The final focus was layering in event-grade security. High-profile live events routinely attract bot traffic and DDoS attempts. The workshop covered adding production-grade protection in front of the platform alongside a broader review of account and organisation set up, including root account configuration, IAM permissions and AWS organisations guardrails. The goal was to bring the security posture up to a standard appropriate for a globally visible event.

 

The Outcome  

By the end of the workshop and the collaboration that followed, every focus area had been addressed, and the activation ran successfully on Super Bowl Sunday.
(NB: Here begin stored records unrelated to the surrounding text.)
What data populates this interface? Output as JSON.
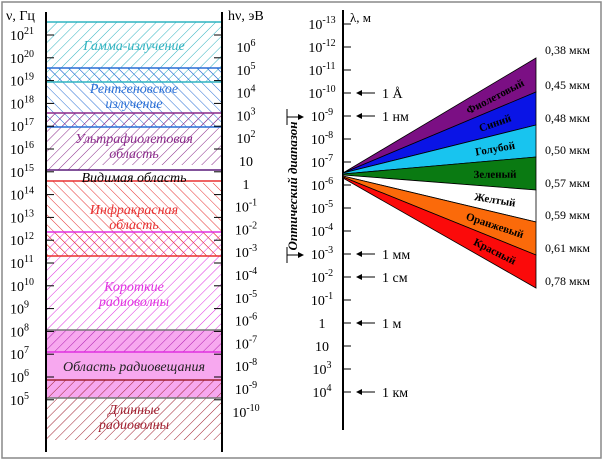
{
  "left": {
    "nu_axis_label": "ν, Гц",
    "energy_axis_label": "hν, эВ",
    "nu_ticks": [
      [
        "10",
        "21"
      ],
      [
        "10",
        "20"
      ],
      [
        "10",
        "19"
      ],
      [
        "10",
        "18"
      ],
      [
        "10",
        "17"
      ],
      [
        "10",
        "16"
      ],
      [
        "10",
        "15"
      ],
      [
        "10",
        "14"
      ],
      [
        "10",
        "13"
      ],
      [
        "10",
        "12"
      ],
      [
        "10",
        "11"
      ],
      [
        "10",
        "10"
      ],
      [
        "10",
        "9"
      ],
      [
        "10",
        "8"
      ],
      [
        "10",
        "7"
      ],
      [
        "10",
        "6"
      ],
      [
        "10",
        "5"
      ]
    ],
    "energy_ticks": [
      [
        "10",
        "6"
      ],
      [
        "10",
        "5"
      ],
      [
        "10",
        "4"
      ],
      [
        "10",
        "3"
      ],
      [
        "10",
        "2"
      ],
      [
        "10",
        ""
      ],
      [
        "1",
        ""
      ],
      [
        "10",
        "-1"
      ],
      [
        "10",
        "-2"
      ],
      [
        "10",
        "-3"
      ],
      [
        "10",
        "-4"
      ],
      [
        "10",
        "-5"
      ],
      [
        "10",
        "-6"
      ],
      [
        "10",
        "-7"
      ],
      [
        "10",
        "-8"
      ],
      [
        "10",
        "-9"
      ],
      [
        "10",
        "-10"
      ]
    ],
    "bands": [
      {
        "label": [
          "Гамма-излучение"
        ],
        "color": "#2fb3c0"
      },
      {
        "label": [
          "Рентгеновское",
          "излучение"
        ],
        "color": "#2a6fd6"
      },
      {
        "label": [
          "Ультрафиолетовая",
          "область"
        ],
        "color": "#8a2a8a"
      },
      {
        "label": [
          "Видимая область"
        ],
        "color": "#000000"
      },
      {
        "label": [
          "Инфракрасная",
          "область"
        ],
        "color": "#e83030"
      },
      {
        "label": [
          "Короткие",
          "радиоволны"
        ],
        "color": "#e030e0"
      },
      {
        "label": [
          "Область радиовещания"
        ],
        "color": "#222222"
      },
      {
        "label": [
          "Длинные",
          "радиоволны"
        ],
        "color": "#a02030"
      }
    ]
  },
  "right": {
    "lambda_axis_label": "λ, м",
    "lambda_ticks": [
      [
        "10",
        "-13"
      ],
      [
        "10",
        "-12"
      ],
      [
        "10",
        "-11"
      ],
      [
        "10",
        "-10"
      ],
      [
        "10",
        "-9"
      ],
      [
        "10",
        "-8"
      ],
      [
        "10",
        "-7"
      ],
      [
        "10",
        "-6"
      ],
      [
        "10",
        "-5"
      ],
      [
        "10",
        "-4"
      ],
      [
        "10",
        "-3"
      ],
      [
        "10",
        "-2"
      ],
      [
        "10",
        "-1"
      ],
      [
        "1",
        ""
      ],
      [
        "10",
        ""
      ],
      [
        "10",
        "3"
      ],
      [
        "10",
        "4"
      ]
    ],
    "markers": [
      {
        "label": "1 Å",
        "tick": 3
      },
      {
        "label": "1 нм",
        "tick": 4
      },
      {
        "label": "1 мм",
        "tick": 10
      },
      {
        "label": "1 см",
        "tick": 11
      },
      {
        "label": "1 м",
        "tick": 13
      },
      {
        "label": "1 км",
        "tick": 16
      }
    ],
    "optical_range_label": "Оптический диапазон",
    "colors": [
      {
        "name": "Фиолетовый",
        "fill": "#7b0f84",
        "text": "#000000"
      },
      {
        "name": "Синий",
        "fill": "#0a14e6",
        "text": "#000000"
      },
      {
        "name": "Голубой",
        "fill": "#18c4ef",
        "text": "#000000"
      },
      {
        "name": "Зеленый",
        "fill": "#0a7a12",
        "text": "#000000"
      },
      {
        "name": "Желтый",
        "fill": "#ffffff",
        "text": "#000000"
      },
      {
        "name": "Оранжевый",
        "fill": "#fb6a0a",
        "text": "#000000"
      },
      {
        "name": "Красный",
        "fill": "#fb0a0a",
        "text": "#000000"
      }
    ],
    "wavelengths": [
      "0,38 мкм",
      "0,45 мкм",
      "0,48 мкм",
      "0,50 мкм",
      "0,57 мкм",
      "0,59 мкм",
      "0,61 мкм",
      "0,78 мкм"
    ]
  }
}
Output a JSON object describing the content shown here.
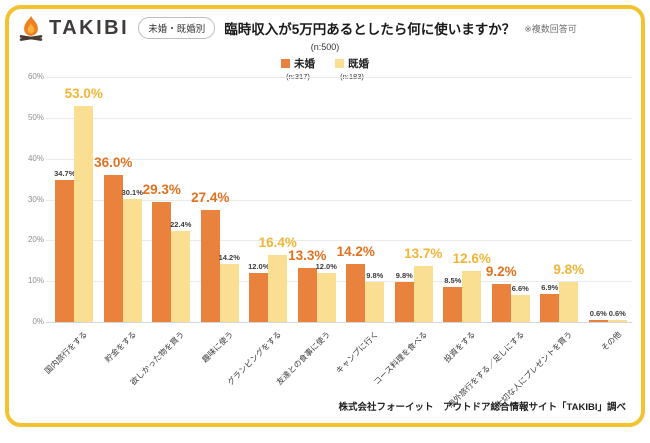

The platform comfortably handled 15,000 concurrent executions, with users interacting live throughout the event, and held steady through the peak moments where traffic is as it’s most demanding.

The US-region deployment was in place, latency was where a real-time interactive experience needed it to be, and the security posture was at a standard well-suited to a globally visible event.

Volta’s lead engineer left the workshop with a tuned stack and a clear understanding of the design decisions behind it, which paid off through every peak moment of the event.

“Event timelines are often out of your control. CC stepped in when we needed them, their diligence and competence made a force-multiplier of the time I had left”

Following the event, Volta came back to Cloud Combinator for a second day-long workshop to build on the foundation laid in the first session. This covered broader security hardening, longer-term architectural decisions, and AWS root and organisation management.

We covered DynamoDB Global Secondary Indexes, partition key design, and the trade-offs between ElastiCashe and DynamoDB for Volta’s specific access patterns. The result is an infrastructure that is no longer just Super-Bowl ready but optimised to support whatever Volta takes on next. Including big live events, more concurrent activations and continued growth across their roadmap.

 

 

 

AWS Services used

  • AWS Lambda for serverless compute that scales automatically with demand.
  • Amazon DynamoDB for low-latency, high-throughput data storage.
  • Amazon CloudFront for global content delivery and edge performance.